Some ingredients appear more often in savory dishes than sweet ones. Saffron and olive oil are clearly two instances of this. Saffron is a spice – the most expensive, by weight, in the world – that is renowned for the bright yellow color it gives to dishes. It has a slightly grassy, sweet flavor to it and it is usually found giving its brilliant color to savory rice and couscous dishes. Olive oil, of course, has many savory applications from salad dressing to cooking oil. But both are versatile ingredients and they come together very nicely in this simple cake.
This Saffron and Olive Oil Cake was inspired by a recent trip to Spain, where both saffron and olive oil are very common in the food. Of course, I didn’t have the two of them together in a cake while I was there, though! Olive oil, much like wine, can have many layers of flavor to it. In addition to the flavor of olives, many also have very floral notes (just as dark chocolate, coffee or wine can have), nutty tones and grassy or earthy flavors. You can really smell the olive oil in the cake batter, but once the cake is baked all of these subtle notes come out and the once-strong olive taste settles mildly into the background. Saffron will impart a yellow color to the cake and will highlight some of the earthier notes in the olive oil. The result is a cake that starts with a very simple recipe and ends up with a surprisingly complex flavor to it!
For this cake, you can use any kind of olive oil, but since you’re going to taste it in the finished product, more complex extra virgin olive oils are the best choice (I actually used Crisco’s Extra Virgin Olive Oil, which I found had a nice fruity flavor to it when I tried it during an olive oil tasting last year). The cake is moist and tender, with a texture somewhere between a sponge cake and a pound cake. You can bake it in a regular 9-inch pan, but I think it is easiest to get it out of a springform pan. I finish this off with a dusting of confectioners’ sugar to give it a little sweetness, but it is also good served plain or with a little bit of lightly sweetened whipped cream.

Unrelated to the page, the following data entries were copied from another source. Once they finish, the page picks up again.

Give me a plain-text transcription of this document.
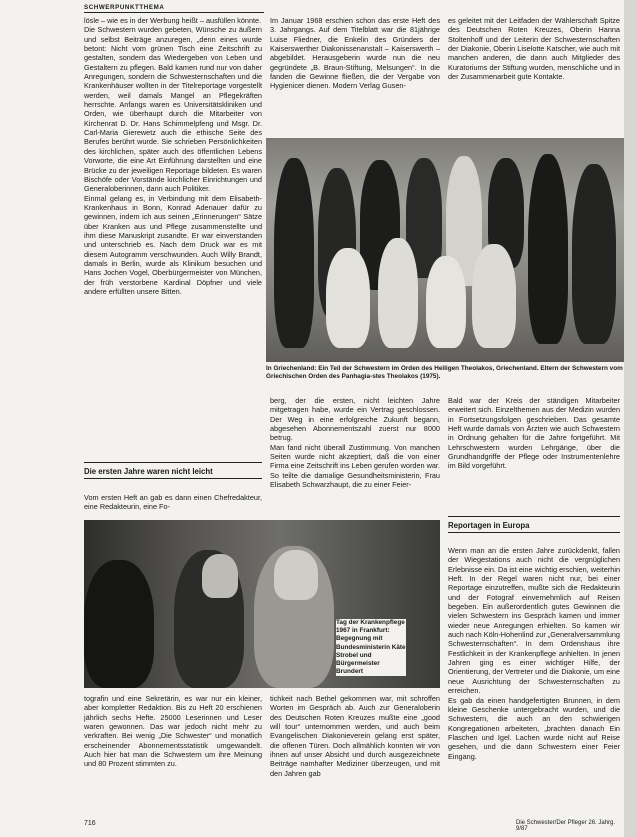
SCHWERPUNKTTHEMA

lösle – wie es in der Werbung heißt – ausfüllen könnte.

Die Schwestern wurden gebeten, Wünsche zu äußern und selbst Beiträge anzuregen, „denn eines wurde betont: Nicht vom grünen Tisch eine Zeitschrift zu gestalten, sondern das Wiedergeben von Leben und Gestaltern zu pflegen. Bald kamen rund nur von daher Anregungen, sondern die Schwesternschaften und die Krankenhäuser wollten in der Titelreportage vorgestellt werden, weil damals Mangel an Pflegekräften herrschte. Anfangs waren es Universitätskliniken und Orden, wie überhaupt durch die Mitarbeiter von Kirchenrat D. Dr. Hans Schimmelpfeng und Msgr. Dr. Carl-Maria Gierewetz auch die ethische Seite des Berufes berührt wurde. Sie schrieben Persönlichkeiten des kirchlichen, später auch des öffentlichen Lebens Vorworte, die eine Art Einführung darstellten und eine Brücke zu der jeweiligen Reportage bildeten. Es waren Bischöfe oder Vorstände kirchlicher Einrichtungen und Generaloberinnen, dann auch Politiker.

Einmal gelang es, in Verbindung mit dem Elisabeth-Krankenhaus in Bonn, Konrad Adenauer dafür zu gewinnen, indem ich aus seinen „Erinnerungen“ Sätze über Kranken aus und Pflege zusammenstellte und ihm diese Manuskript zusandte. Er war einverstanden und unterschrieb es. Nach dem Druck war es mit diesem Autogramm verschwunden. Auch Willy Brandt, damals in Berlin, wurde als Klinikum besuchen und Hans Jochen Vogel, Oberbürgermeister von München, der früh verstorbene Kardinal Döpfner und viele andere erfüllten unsere Bitten.

Die ersten Jahre waren nicht leicht

Vom ersten Heft an gab es dann einen Chefredakteur, eine Redakteurin, eine Fo-

Im Januar 1968 erschien schon das erste Heft des 3. Jahrgangs. Auf dem Titelblatt war die 81jährige Luise Fliedner, die Enkelin des Gründers der Kaiserswerther Diakonissenanstalt – Kaiserswerth – abgebildet. Herausgeberin wurde nun die neu gegründete „B. Braun-Stiftung, Melsungen“. In die fanden die Gewinne fließen, die der Vergabe von Hygienicer dienen. Modern Verlag Gusen-

es geleitet mit der Leitfaden der Wählerschaft Spitze des Deutschen Roten Kreuzes, Oberin Hanna Stoltenhoff und der Leiterin der Schwesternschaften der Diakonie, Oberin Liselotte Katscher, wie auch mit manchen anderen, die dann auch Mitglieder des Kuratoriums der Stiftung wurden, menschliche und in der Zusammenarbeit gute Kontakte.

In Griechenland: Ein Teil der Schwestern im Orden des Heiligen Theolakos, Griechenland. Eltern der Schwestern vom Griechischen Orden des Panhagia-stes Theolakos (1975).

berg, der die ersten, nicht leichten Jahre mitgetragen habe, wurde ein Vertrag geschlossen. Der Weg in eine erfolgreiche Zukunft begann, abgesehen Abonnementszahl zuerst nur 8000 betrug.

Man fand nicht überall Zustimmung. Von manchen Seiten wurde nicht akzeptiert, daß die von einer Firma eine Zeitschrift ins Leben gerufen worden war. So teilte die damalige Gesundheitsministerin, Frau Elisabeth Schwarzhaupt, die zu einer Feier-

Bald war der Kreis der ständigen Mitarbeiter erweitert sich. Einzelthemen aus der Medizin wurden in Fortsetzungsfolgen geschrieben. Das gesamte Heft wurde damals von Ärzten wie auch Schwestern in Ordnung gehalten für die Jahre fortgeführt. Mit Lehrschwestern wurden Lehrgänge, über die Grundhandgriffe der Pflege oder Instrumentenlehre im Bild vorgeführt.

Reportagen in Europa

Wenn man an die ersten Jahre zurückdenkt, fallen der Wiegestations auch nicht die vergnüglichen Erlebnisse ein. Da ist eine wichtig erschien, weiterhin Heft. In der Regel waren nicht nur, bei einer Reportage einzutreffen, mußte sich die Redakteurin und der Fotograf einvernehmlich auf Reisen begeben. Ein außerordentlich gutes Gewinnen die vielen Schwestern ins Gespräch kamen und immer wieder neue Anregungen erhielten. So kamen wir auch nach Köln-Hohenlind zur „Generalversammlung Schwesternschaften“. In dem Ordenshaus ihre Festlichkeit in der Krankenpflege anhielten. In jenen Jahren ging es einer wichtiger Hilfe, der Orientierung, der Vertreter und die Diakonie, um eine neue Ausrichtung der Schwesternschaften zu erreichen.

Es gab da einen handgefertigten Brunnen, in dem kleine Geschenke untergebracht wurden, und die Schwestern, die auch an den schwierigen Kongregationen arbeiteten, „brachten danach Ein Flaschen und Igel. Lachen wurde nicht auf Reise gesehen, und die dann Schwestern einer Feier Eingang.

Tag der Krankenpflege 1967 in Frankfurt: Begegnung mit Bundesministerin Käte Strobel und Bürgermeister Brundert

tografin und eine Sekretärin, es war nur ein kleiner, aber kompletter Redaktion. Bis zu Heft 20 erschienen jährlich sechs Hefte. 25000 Leserinnen und Leser waren gewonnen. Das war jedoch nicht mehr zu verkraften. Bei wenig „Die Schwester“ und monatlich erscheinender Abonnementsstatistik umgewandelt. Auch hier hat man die Schwestern um ihre Meinung und 80 Prozent stimmten zu.

tichkeit nach Bethel gekommen war, mit schroffen Worten im Gespräch ab. Auch zur Generaloberin des Deutschen Roten Kreuzes mußte eine „good will tour“ unternommen werden, und auch beim Evangelischen Diakonieverein gelang erst später, die offenen Türen. Doch allmählich konnten wir von ihnen auf unser Absicht und durch ausgezeichnete Beiträge namhafter Mediziner überzeugen, und mit den Jahren gab

716	Die Schwester/Der Pfleger 26. Jahrg. 9/87
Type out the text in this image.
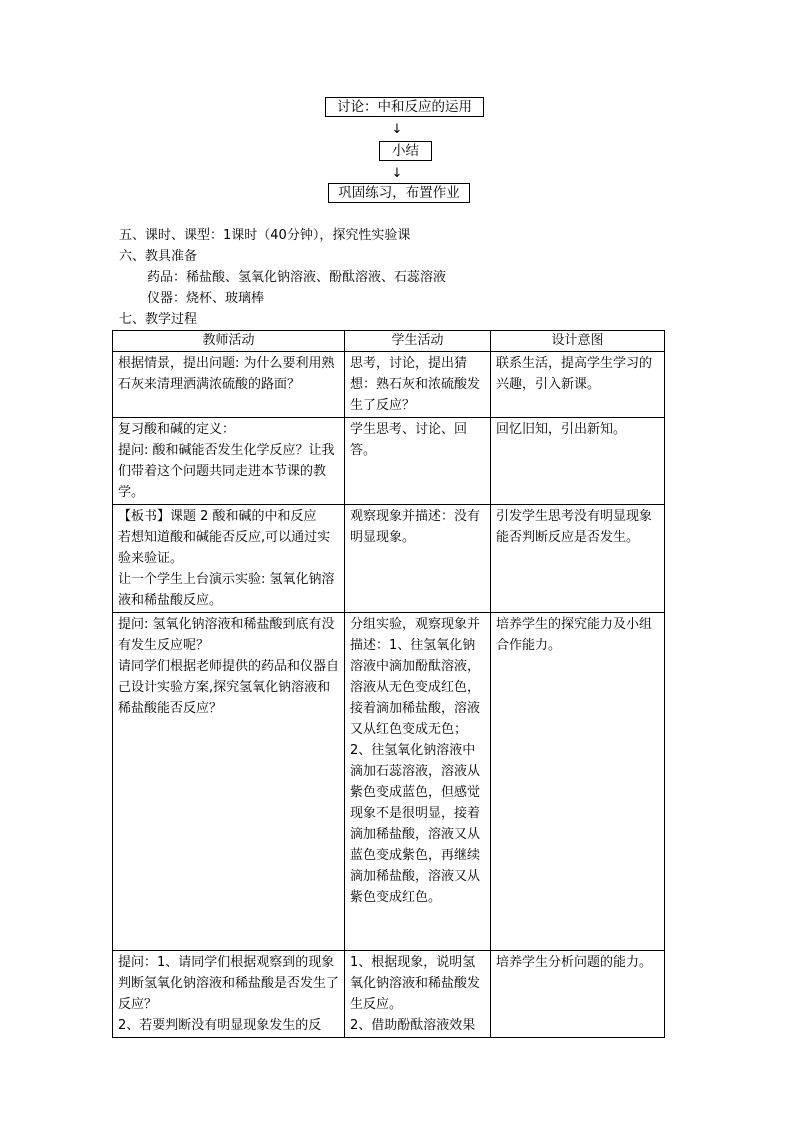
讨论：中和反应的运用
↓
小结
↓
巩固练习，布置作业
五、课时、课型：1课时（40分钟），探究性实验课
六、教具准备
药品：稀盐酸、氢氧化钠溶液、酚酞溶液、石蕊溶液
仪器：烧杯、玻璃棒
七、教学过程
教师活动	学生活动	设计意图

根据情景，提出问题: 为什么要利用熟石灰来清理洒满浓硫酸的路面？	思考，讨论，提出猜想：熟石灰和浓硫酸发生了反应？	联系生活，提高学生学习的兴趣，引入新课。

复习酸和碱的定义：
提问: 酸和碱能否发生化学反应？让我们带着这个问题共同走进本节课的教学。	学生思考、讨论、回答。	回忆旧知，引出新知。

【板书】课题 2 酸和碱的中和反应
若想知道酸和碱能否反应,可以通过实验来验证。
让一个学生上台演示实验: 氢氧化钠溶液和稀盐酸反应。	观察现象并描述：没有明显现象。	引发学生思考没有明显现象能否判断反应是否发生。

提问: 氢氧化钠溶液和稀盐酸到底有没有发生反应呢？
请同学们根据老师提供的药品和仪器自己设计实验方案,探究氢氧化钠溶液和稀盐酸能否反应？	分组实验，观察现象并描述：1、往氢氧化钠溶液中滴加酚酞溶液，溶液从无色变成红色，接着滴加稀盐酸，溶液又从红色变成无色；
2、往氢氧化钠溶液中滴加石蕊溶液，溶液从紫色变成蓝色，但感觉现象不是很明显，接着滴加稀盐酸，溶液又从蓝色变成紫色，再继续滴加稀盐酸，溶液又从紫色变成红色。	培养学生的探究能力及小组合作能力。

提问：1、请同学们根据观察到的现象判断氢氧化钠溶液和稀盐酸是否发生了反应？
2、若要判断没有明显现象发生的反	1、根据现象，说明氢氧化钠溶液和稀盐酸发生反应。
2、借助酚酞溶液效果	培养学生分析问题的能力。
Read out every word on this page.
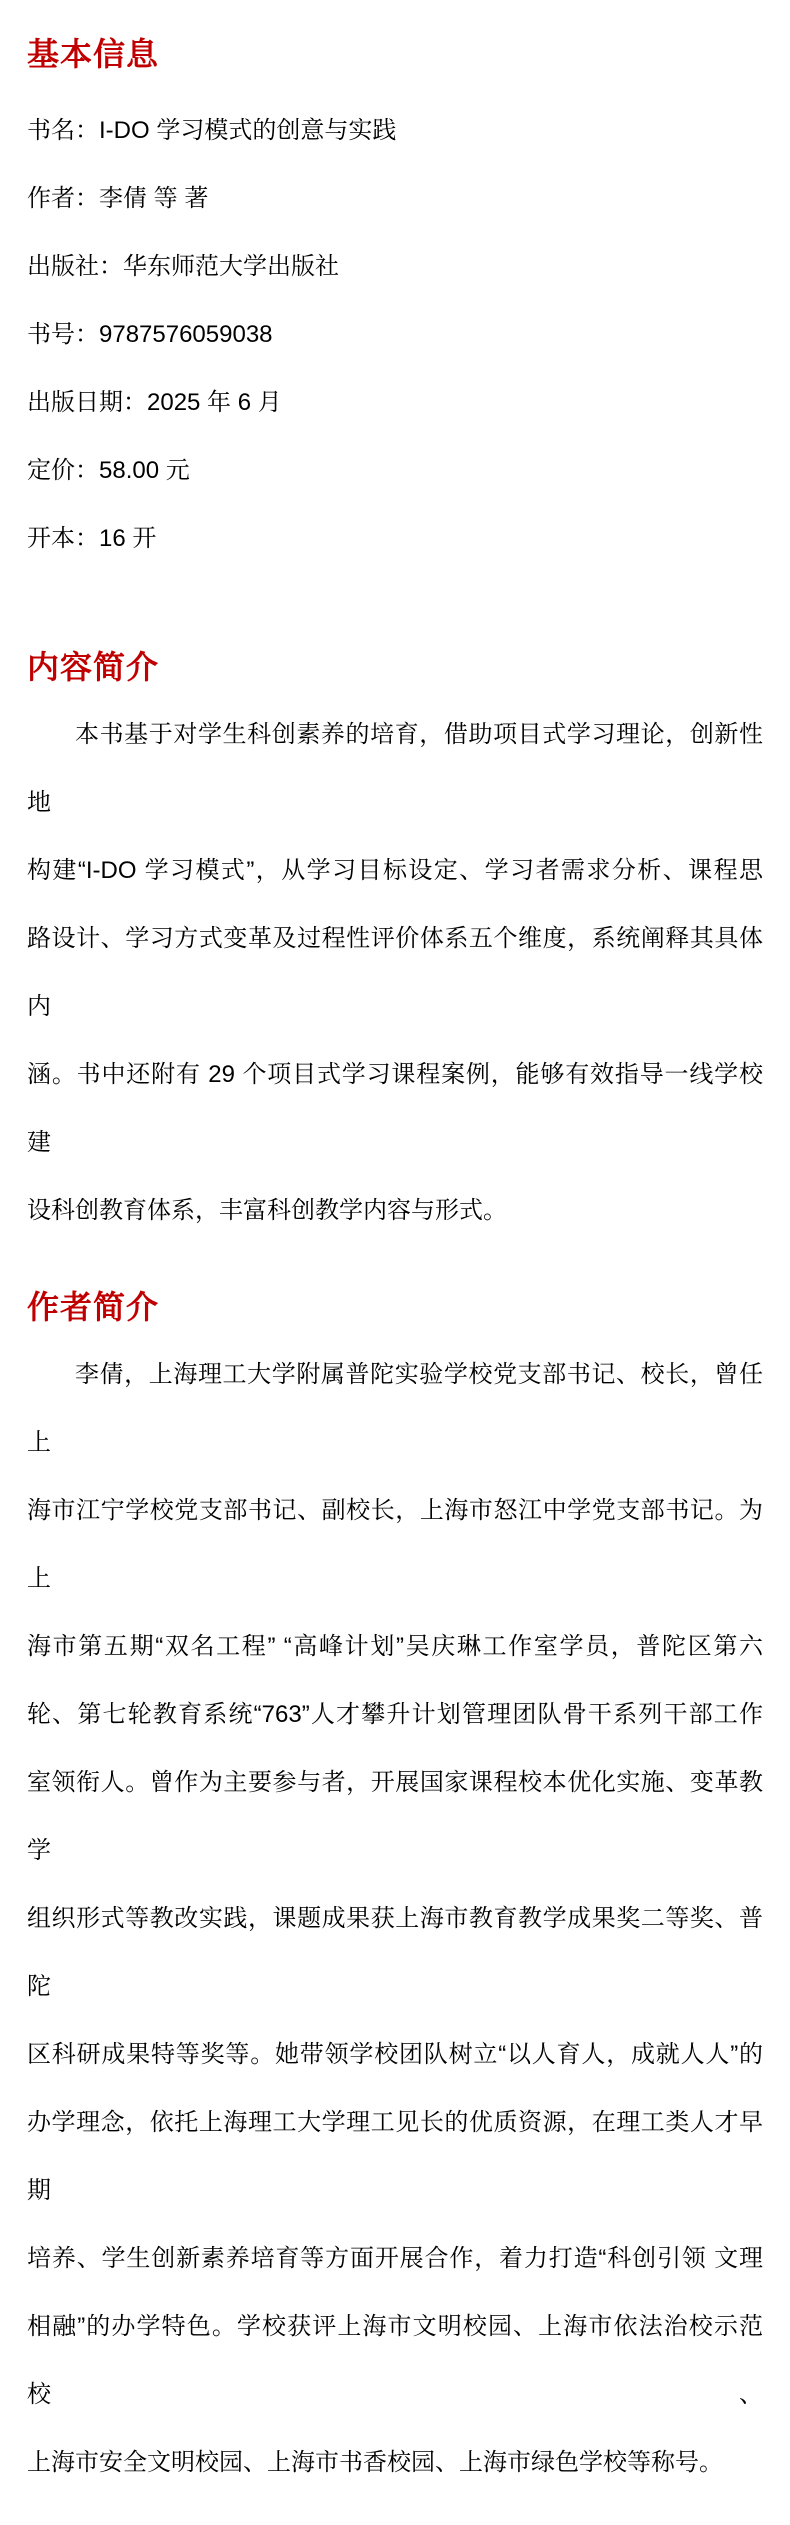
基本信息
书名：I-DO 学习模式的创意与实践
作者：李倩 等 著
出版社：华东师范大学出版社
书号：9787576059038
出版日期：2025 年 6 月
定价：58.00 元
开本：16 开
内容简介
本书基于对学生科创素养的培育，借助项目式学习理论，创新性地
构建“I-DO 学习模式”，从学习目标设定、学习者需求分析、课程思
路设计、学习方式变革及过程性评价体系五个维度，系统阐释其具体内
涵。书中还附有 29 个项目式学习课程案例，能够有效指导一线学校建
设科创教育体系，丰富科创教学内容与形式。
作者简介
李倩，上海理工大学附属普陀实验学校党支部书记、校长，曾任上
海市江宁学校党支部书记、副校长，上海市怒江中学党支部书记。为上
海市第五期“双名工程” “高峰计划”吴庆琳工作室学员，普陀区第六
轮、第七轮教育系统“763”人才攀升计划管理团队骨干系列干部工作
室领衔人。曾作为主要参与者，开展国家课程校本优化实施、变革教学
组织形式等教改实践，课题成果获上海市教育教学成果奖二等奖、普陀
区科研成果特等奖等。她带领学校团队树立“以人育人，成就人人”的
办学理念，依托上海理工大学理工见长的优质资源，在理工类人才早期
培养、学生创新素养培育等方面开展合作，着力打造“科创引领 文理
相融”的办学特色。学校获评上海市文明校园、上海市依法治校示范校、
上海市安全文明校园、上海市书香校园、上海市绿色学校等称号。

Saffron and Olive Oil Cake
2 cups all purpose flour
2 tsp baking powder
1/4 tsp salt
2 large eggs
1 1/2 cups sugar
1/3 tsp finely ground saffron (a bit less than 1/2-oz)
1/2 cup butter, melted and cooled
1/3 cup olive oil
2/3 cup milk (low fat or regular)
Preheat the oven to 350F. Grease and flour a 9-inch springform pan.
In a medium bowl, whisk together flour, baking powder and salt.
In a large bowl, whisk together eggs and sugar until smooth. Whisk in the saffron. Blend in melted butter and olive oil. Stir in half of the flour mixture, followed by the milk. Stir in the remaining flour mixture, stirring only until no streaks of dry ingredients remain and batter is just combined. Pour into prepared pan.
Bake for 40 minutes, or until a toothpick inserted into the center comes out clear or with just a few moist crumbs attached.
Cool in the pan on a wire rack.
Dust with confectioners’ sugar before serving.